Umbrella Insurance(personal umbrella policy)
Umbrella insurance is a form of personal liability coverage that provides an additional layer of protection above and beyond the liability limits of underlying policies such as homeowners, auto, and watercraft insurance. It is designed to cover large liability claims and lawsuits that exceed the limits of those base policies, as well as certain claims not covered by standard home or auto insurance.
Underwriting (Insurance)(insurance underwriting)
Underwriting in the insurance context is the process by which an insurer evaluates an applicant's risk profile to decide whether to offer coverage and, if so, at what premium and under what conditions.
Universal Life Insurance(UL insurance)
Universal life insurance is a type of permanent life insurance that offers flexible premium payments and an adjustable death benefit, with a cash value component that earns interest based on current market rates or a specified index.
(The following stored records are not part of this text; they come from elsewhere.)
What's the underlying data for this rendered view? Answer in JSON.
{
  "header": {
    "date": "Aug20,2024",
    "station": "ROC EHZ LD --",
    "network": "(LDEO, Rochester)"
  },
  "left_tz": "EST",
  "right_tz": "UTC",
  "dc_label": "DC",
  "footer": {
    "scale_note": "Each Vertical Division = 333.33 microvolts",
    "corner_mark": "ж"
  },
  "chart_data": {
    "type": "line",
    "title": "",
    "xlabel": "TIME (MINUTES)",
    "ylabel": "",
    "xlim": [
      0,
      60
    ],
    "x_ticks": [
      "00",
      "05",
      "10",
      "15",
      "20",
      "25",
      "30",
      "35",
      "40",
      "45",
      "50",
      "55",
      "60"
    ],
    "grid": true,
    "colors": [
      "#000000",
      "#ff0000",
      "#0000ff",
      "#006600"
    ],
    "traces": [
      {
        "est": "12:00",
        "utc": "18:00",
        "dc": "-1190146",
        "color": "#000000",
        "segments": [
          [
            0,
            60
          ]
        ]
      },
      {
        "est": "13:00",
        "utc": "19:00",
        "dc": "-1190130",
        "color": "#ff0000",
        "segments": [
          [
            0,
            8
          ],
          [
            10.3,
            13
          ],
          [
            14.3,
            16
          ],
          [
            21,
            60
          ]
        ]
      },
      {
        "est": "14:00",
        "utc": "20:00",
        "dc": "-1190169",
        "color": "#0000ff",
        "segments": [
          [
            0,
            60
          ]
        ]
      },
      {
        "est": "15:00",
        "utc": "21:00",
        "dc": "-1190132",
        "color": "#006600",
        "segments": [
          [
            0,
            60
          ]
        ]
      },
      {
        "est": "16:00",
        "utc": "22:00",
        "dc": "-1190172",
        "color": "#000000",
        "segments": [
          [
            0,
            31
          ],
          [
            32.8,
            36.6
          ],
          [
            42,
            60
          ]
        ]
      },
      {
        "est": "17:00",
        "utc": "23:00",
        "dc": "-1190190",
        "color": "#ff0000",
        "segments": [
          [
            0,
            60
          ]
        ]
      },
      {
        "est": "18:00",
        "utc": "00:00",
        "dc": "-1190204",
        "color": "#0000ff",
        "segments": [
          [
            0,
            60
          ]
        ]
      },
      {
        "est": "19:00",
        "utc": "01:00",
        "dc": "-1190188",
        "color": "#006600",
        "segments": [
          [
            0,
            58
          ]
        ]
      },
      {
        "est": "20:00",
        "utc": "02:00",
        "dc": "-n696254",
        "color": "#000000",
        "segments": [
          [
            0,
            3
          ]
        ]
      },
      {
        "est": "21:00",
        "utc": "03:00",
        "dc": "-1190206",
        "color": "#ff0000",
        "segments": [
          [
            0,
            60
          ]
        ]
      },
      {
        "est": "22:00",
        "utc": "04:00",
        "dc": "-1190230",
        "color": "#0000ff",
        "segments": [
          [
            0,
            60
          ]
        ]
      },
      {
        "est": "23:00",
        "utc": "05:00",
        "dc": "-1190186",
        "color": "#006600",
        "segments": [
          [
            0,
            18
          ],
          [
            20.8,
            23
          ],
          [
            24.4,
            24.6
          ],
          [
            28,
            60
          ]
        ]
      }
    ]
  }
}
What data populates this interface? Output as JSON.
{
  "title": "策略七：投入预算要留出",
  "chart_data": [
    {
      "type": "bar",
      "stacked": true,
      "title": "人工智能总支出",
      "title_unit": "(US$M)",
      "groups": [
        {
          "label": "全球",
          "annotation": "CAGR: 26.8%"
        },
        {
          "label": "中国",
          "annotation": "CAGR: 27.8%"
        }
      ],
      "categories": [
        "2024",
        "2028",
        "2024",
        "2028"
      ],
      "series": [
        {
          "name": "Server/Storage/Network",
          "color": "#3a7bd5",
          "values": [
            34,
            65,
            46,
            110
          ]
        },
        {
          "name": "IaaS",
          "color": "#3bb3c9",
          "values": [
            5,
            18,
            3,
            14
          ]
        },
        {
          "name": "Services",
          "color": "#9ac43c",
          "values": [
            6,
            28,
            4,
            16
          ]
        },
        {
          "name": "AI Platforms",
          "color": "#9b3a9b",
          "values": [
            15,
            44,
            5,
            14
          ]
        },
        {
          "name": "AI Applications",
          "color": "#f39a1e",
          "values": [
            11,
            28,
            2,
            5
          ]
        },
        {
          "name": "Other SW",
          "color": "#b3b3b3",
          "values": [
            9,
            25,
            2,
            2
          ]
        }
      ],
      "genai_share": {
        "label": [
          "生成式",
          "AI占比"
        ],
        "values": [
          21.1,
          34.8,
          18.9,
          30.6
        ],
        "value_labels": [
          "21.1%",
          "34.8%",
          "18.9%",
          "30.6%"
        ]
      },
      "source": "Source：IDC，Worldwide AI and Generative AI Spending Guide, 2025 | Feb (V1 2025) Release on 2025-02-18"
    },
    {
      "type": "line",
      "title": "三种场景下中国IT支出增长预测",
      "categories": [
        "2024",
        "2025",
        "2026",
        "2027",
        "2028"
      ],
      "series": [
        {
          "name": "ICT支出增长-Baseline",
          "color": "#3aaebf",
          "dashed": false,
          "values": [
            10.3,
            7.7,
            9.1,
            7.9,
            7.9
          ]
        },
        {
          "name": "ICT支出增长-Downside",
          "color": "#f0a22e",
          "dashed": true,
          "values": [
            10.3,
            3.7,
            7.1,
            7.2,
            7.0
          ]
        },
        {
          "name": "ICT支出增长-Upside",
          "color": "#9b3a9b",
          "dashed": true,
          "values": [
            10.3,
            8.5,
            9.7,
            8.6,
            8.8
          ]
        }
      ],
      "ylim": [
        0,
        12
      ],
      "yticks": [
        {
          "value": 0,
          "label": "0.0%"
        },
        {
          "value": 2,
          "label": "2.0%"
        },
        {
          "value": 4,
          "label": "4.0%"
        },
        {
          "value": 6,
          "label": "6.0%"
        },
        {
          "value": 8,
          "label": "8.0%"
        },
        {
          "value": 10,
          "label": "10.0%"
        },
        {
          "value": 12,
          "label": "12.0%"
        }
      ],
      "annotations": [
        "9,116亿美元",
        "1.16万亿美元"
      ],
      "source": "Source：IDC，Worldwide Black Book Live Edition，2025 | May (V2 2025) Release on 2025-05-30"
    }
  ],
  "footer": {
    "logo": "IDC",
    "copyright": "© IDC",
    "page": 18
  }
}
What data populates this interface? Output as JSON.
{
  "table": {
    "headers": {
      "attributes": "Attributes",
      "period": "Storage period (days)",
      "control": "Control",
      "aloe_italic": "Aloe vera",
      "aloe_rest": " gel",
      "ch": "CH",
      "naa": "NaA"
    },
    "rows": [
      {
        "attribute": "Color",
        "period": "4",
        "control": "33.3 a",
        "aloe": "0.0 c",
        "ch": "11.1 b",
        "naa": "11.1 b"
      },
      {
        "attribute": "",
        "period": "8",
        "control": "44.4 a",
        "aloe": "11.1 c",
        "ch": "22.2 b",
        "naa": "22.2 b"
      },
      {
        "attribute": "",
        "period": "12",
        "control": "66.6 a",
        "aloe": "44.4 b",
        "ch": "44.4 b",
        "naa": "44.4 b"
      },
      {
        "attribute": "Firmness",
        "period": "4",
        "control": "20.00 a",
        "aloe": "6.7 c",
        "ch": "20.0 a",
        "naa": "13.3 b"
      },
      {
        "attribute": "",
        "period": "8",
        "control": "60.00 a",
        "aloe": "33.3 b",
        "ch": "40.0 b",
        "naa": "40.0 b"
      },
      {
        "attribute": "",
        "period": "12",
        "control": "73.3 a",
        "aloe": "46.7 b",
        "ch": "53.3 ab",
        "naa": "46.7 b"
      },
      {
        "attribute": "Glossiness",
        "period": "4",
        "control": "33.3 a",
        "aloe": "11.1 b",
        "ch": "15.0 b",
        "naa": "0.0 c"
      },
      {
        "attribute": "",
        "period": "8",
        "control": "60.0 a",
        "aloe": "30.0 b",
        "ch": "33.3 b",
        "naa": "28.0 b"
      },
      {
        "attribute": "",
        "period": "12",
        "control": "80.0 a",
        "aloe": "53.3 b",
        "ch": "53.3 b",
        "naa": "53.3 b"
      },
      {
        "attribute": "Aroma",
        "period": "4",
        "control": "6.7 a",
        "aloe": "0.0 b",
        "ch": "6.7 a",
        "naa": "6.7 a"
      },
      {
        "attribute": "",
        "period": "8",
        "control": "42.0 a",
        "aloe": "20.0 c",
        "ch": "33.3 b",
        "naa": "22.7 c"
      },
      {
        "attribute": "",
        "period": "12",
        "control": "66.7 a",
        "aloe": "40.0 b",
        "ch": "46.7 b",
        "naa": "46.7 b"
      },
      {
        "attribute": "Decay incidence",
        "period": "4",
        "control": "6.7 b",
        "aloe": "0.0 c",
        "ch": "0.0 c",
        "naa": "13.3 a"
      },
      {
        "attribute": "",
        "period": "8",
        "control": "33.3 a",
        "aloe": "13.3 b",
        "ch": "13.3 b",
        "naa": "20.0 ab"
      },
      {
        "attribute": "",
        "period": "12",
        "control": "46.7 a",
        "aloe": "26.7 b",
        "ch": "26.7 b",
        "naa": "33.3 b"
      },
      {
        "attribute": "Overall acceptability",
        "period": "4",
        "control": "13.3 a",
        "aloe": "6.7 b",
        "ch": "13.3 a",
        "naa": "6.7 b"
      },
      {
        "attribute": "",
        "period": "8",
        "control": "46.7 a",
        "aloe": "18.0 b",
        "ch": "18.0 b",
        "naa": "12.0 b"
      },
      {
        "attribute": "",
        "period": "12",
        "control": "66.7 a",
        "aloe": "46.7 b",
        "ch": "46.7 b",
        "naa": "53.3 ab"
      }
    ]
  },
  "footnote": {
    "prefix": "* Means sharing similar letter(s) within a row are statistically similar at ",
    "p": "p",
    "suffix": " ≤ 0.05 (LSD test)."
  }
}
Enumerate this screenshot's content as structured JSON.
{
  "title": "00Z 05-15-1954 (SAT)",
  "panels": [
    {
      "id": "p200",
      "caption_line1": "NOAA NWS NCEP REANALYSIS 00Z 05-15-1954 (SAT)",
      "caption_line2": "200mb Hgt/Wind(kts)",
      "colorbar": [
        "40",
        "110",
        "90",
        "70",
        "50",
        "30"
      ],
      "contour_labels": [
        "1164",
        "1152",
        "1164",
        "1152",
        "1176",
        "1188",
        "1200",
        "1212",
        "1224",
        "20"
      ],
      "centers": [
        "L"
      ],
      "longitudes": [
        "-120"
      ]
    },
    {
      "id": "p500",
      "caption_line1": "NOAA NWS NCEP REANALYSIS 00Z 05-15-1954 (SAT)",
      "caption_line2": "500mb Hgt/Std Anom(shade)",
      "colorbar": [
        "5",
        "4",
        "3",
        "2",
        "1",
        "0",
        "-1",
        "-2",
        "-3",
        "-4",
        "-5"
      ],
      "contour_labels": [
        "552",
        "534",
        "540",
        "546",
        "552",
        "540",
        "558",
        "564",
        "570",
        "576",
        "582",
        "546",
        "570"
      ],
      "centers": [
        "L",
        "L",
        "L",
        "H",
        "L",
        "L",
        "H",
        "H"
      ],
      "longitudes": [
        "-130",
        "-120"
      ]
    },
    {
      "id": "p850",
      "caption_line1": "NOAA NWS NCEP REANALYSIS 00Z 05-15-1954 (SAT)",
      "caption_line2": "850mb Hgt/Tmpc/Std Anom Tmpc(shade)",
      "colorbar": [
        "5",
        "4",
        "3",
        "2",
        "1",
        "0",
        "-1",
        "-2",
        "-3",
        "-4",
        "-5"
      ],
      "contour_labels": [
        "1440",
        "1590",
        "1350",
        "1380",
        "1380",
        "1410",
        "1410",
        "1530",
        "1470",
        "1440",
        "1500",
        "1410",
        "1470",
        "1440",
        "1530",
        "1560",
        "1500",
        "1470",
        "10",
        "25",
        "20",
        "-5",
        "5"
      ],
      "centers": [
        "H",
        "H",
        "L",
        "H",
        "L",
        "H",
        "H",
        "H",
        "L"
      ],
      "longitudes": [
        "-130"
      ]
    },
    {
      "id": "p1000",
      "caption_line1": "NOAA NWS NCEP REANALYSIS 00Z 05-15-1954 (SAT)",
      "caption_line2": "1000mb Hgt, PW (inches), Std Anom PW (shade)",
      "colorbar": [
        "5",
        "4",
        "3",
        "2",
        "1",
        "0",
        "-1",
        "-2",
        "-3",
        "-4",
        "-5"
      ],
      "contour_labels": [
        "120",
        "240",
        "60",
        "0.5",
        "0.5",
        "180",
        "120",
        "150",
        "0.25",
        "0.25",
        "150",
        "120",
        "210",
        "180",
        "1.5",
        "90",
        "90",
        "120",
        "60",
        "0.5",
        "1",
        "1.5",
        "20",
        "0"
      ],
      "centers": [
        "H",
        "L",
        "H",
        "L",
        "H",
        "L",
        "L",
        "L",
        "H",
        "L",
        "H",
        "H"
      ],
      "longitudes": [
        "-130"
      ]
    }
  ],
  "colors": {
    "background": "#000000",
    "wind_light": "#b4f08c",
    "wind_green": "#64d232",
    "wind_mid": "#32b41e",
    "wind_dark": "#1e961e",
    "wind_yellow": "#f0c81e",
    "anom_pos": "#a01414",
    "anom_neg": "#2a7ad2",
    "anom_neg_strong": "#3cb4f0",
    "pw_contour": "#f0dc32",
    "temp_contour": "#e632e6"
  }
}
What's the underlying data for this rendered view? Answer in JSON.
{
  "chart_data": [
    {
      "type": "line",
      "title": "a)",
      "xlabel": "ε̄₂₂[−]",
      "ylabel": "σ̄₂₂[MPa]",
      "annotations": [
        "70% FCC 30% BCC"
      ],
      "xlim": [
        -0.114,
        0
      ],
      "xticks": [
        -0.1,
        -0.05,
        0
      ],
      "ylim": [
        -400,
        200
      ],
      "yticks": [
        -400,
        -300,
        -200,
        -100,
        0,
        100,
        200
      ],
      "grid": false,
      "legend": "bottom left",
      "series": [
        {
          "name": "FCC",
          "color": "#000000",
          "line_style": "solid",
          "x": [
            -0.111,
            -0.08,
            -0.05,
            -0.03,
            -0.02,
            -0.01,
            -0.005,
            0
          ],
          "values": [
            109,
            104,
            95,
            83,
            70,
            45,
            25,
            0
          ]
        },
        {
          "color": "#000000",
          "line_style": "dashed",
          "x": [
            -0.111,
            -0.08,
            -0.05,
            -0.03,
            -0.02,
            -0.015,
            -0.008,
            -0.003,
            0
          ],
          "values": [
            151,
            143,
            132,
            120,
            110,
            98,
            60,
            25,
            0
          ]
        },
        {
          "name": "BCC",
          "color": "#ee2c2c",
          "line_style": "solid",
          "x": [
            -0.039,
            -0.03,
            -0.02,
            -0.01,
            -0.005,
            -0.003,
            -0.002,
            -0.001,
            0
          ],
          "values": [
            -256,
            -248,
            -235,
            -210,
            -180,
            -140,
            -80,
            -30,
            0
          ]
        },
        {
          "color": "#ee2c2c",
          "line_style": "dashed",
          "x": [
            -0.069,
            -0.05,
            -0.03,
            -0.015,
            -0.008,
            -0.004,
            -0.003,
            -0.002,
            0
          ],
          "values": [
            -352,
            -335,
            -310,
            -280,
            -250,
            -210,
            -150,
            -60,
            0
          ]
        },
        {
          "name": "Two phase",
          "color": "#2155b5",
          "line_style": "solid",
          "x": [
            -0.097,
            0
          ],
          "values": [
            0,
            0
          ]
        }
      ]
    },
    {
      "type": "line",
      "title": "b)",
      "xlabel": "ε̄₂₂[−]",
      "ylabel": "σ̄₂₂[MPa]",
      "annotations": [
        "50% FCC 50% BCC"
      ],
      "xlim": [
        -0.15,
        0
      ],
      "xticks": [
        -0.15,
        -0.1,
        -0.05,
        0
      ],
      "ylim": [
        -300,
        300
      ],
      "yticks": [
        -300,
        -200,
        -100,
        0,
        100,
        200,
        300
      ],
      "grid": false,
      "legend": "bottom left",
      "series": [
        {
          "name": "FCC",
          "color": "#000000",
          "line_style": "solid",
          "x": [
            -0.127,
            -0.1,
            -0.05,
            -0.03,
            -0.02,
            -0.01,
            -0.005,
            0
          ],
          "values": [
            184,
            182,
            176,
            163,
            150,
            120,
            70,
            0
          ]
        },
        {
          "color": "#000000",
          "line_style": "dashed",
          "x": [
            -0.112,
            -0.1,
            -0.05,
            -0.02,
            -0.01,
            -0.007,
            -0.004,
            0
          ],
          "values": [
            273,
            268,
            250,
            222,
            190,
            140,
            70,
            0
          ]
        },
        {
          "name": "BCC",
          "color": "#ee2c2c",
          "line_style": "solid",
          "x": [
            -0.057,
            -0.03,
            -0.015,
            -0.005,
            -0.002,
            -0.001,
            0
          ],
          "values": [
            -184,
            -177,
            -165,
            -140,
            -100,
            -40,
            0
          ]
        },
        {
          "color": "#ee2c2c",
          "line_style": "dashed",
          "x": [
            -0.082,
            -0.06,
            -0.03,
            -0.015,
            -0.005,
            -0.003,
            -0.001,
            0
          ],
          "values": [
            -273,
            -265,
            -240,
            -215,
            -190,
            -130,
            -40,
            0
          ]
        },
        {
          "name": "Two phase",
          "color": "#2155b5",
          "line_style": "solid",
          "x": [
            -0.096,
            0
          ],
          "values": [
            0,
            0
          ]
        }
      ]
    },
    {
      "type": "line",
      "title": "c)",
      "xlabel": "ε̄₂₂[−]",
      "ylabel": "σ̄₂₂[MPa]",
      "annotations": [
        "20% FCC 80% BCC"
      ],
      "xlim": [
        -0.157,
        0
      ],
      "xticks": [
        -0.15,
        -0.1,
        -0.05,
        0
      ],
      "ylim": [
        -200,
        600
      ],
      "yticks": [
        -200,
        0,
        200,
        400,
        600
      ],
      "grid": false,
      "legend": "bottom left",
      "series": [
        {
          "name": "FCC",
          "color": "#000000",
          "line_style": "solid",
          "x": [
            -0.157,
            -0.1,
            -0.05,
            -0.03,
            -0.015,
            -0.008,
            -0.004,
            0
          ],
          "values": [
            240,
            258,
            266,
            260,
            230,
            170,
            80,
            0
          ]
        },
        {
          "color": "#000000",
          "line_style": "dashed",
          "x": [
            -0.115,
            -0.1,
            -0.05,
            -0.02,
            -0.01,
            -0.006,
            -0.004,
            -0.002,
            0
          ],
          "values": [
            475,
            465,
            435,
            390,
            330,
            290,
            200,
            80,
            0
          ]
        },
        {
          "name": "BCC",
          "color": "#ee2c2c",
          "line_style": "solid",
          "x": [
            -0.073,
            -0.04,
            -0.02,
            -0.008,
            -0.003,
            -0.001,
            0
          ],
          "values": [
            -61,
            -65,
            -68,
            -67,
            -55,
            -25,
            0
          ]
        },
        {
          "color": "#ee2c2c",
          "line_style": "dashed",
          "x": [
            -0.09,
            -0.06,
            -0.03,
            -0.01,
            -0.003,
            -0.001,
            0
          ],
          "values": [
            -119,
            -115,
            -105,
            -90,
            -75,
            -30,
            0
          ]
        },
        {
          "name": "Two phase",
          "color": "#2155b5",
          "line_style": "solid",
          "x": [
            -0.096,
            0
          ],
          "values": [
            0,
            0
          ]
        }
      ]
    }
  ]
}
It combines the lifelong coverage of permanent insurance with greater flexibility than traditional whole life policies.
Variable Universal Life(VUL)
Variable Universal Life (VUL) is a type of permanent life insurance that combines flexible premiums and an adjustable death benefit with a cash value component that can be invested in sub-accounts resembling mutual funds.
Viatical Settlement(life settlement)
A viatical settlement is a transaction in which a person with a terminal or life-limiting illness sells their life insurance policy to a third-party buyer for a lump sum that is less than the face value but greater than the cash surrender value, providing immediate liquidity to the policyholder.
Waiver of Premium Rider(premium waiver rider)
A Waiver of Premium rider is an optional provision on a life insurance policy that exempts the policyholder from paying premiums if they become totally disabled for a specified period, keeping the policy in force without premium payments during the disability.
Whole Life Insurance(whole life)
Whole life insurance is a form of permanent life insurance that provides a death benefit for the insured's entire lifetime as long as premiums are paid, while simultaneously building a cash value account that grows at a guaranteed rate. It is the oldest and most traditional form of permanent life insurance in the United States.